165 Caritas diocesane, due su tre, hanno chiesto e ottenuto aiuto alla sede nazionale perché a metà anno avevano finito i fondi...
Centri di ascolto travolti dalle richieste d’aiuto per acquistare i beni essenziali. È successo in Italia nel 2013 e l’emergenza è ancora in corso. Troppe famiglie di italiani e stranieri non riescono più a comprare il cibo, a pagare spese mediche, bollette e spese scolastiche e devono rivolgersi alla parrocchia in mancanza di validi strumenti pubblici di lotta alla povertà. Così 165 Caritas diocesane, due su tre, hanno chiesto e ottenuto aiuto alla sede nazionale perché a metà anno avevano finito i fondi. Un ennesimo allarme sulla spirale di povertà senza precedenti dagli anni ’80 che sta travolgendo il Belpaese e che ha portato un numero record di nuovi poveri a bussare in silenzio alla porta dell’unica struttura rimasta, la parrocchia.
Allarme confermato dalla Caritas italiana, che l’anno scorso ha rimborsato una percentuale consistente delle spese per i beni primari - al resto hanno provveduto le diocesi - e che si dice «molto preoccupata» anche per il 2014. Intanto ha chiesto al governo di sbloccare prima dell’estate i fondi Agea utilizzabili per l’acquisto dei generi alimentari, che il passaggio di gestione dal ministero delle Politiche agricole a quello del Lavoro ha paralizzato almeno fino all’autunno. In Francia - altra cultura amministrativa - il passaggio è stato previsto per tempo e i fondi saranno disponibili a maggio. Fino a settembre la Caritas italiana anticiperà i fondi e attende le nuove domande.
«Siamo fortemente preoccupati – spiega il vicedirettore Francesco Marsico – perché al quinto anno di crisi la mancanza di risorse per affrontare le necessità quotidiane affligge famiglie mai viste prima e che hanno finito i risparmi. Quando ci sono arrivate le prime richieste di aiuto dalle Caritas diocesane, abbiamo elaborato un indice sul disagio e la sofferenza territoriale. Abbiamo chiesto chi avesse problemi, ci sono arrivate richieste dalla maggior parte delle Caritas diocesane. Quasi tutte rientravano nei parametri per il rimborso».
Tra le voci per cui le Caritas hanno impiegato i fondi, prevale quella dei contributi al reddito, che assorbe il 40% dell’ammontare complessivo, seguita dall’acquisto di beni di prima necessità (32%). «Significa – prosegue Marsico – che più del 70% delle spese sostenute dalle Caritas diocesane si riferisce ad erogazioni dirette ai beneficiari per il pagamento di utenze, spese mediche, spese scolastiche, acquisto di generi alimentari, prodotti per l’igiene, rate arretrate, ma anche interventi in situazioni di insolvenza di cospicua entità». Sono queste le situazioni drammatiche, diffuse soprattutto nel Mezzogiorno, e correlate alla crisi, dovute al moltiplicarsi di tracolli economico-finanziari di piccole imprese, artigiani ed esercenti. Dal Sud proviene inoltre più del 40% delle richieste di rimborso.

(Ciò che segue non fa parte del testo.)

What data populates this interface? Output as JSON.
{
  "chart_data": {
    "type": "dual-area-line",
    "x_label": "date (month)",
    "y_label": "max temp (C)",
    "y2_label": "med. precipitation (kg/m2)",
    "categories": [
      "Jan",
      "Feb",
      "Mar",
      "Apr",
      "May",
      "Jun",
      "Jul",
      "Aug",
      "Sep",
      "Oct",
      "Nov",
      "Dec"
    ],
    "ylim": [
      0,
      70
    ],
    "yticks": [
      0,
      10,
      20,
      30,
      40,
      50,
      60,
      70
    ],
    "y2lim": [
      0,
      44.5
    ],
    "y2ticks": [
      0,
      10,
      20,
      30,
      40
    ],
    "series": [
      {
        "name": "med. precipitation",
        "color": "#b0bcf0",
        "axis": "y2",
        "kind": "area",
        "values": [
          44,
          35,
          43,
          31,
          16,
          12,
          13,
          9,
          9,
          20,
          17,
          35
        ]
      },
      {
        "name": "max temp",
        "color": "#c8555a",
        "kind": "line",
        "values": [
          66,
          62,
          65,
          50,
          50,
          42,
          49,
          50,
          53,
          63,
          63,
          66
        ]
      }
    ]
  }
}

Ma c’è o no un rischio fame in Italia? «La nostra filosofia – conclude il vicedirettore della Caritas – è provvedere agli alimenti perché con i soldi risparmiati si provveda alle altre spese. Ma ci chiedono aiuto persone che non hanno diritto alla social card e che non hanno altre risorse per tirare avanti». È l’ultima dimostrazione di cosa produce in Italia la mancanza di una politica di contrasto alla povertà.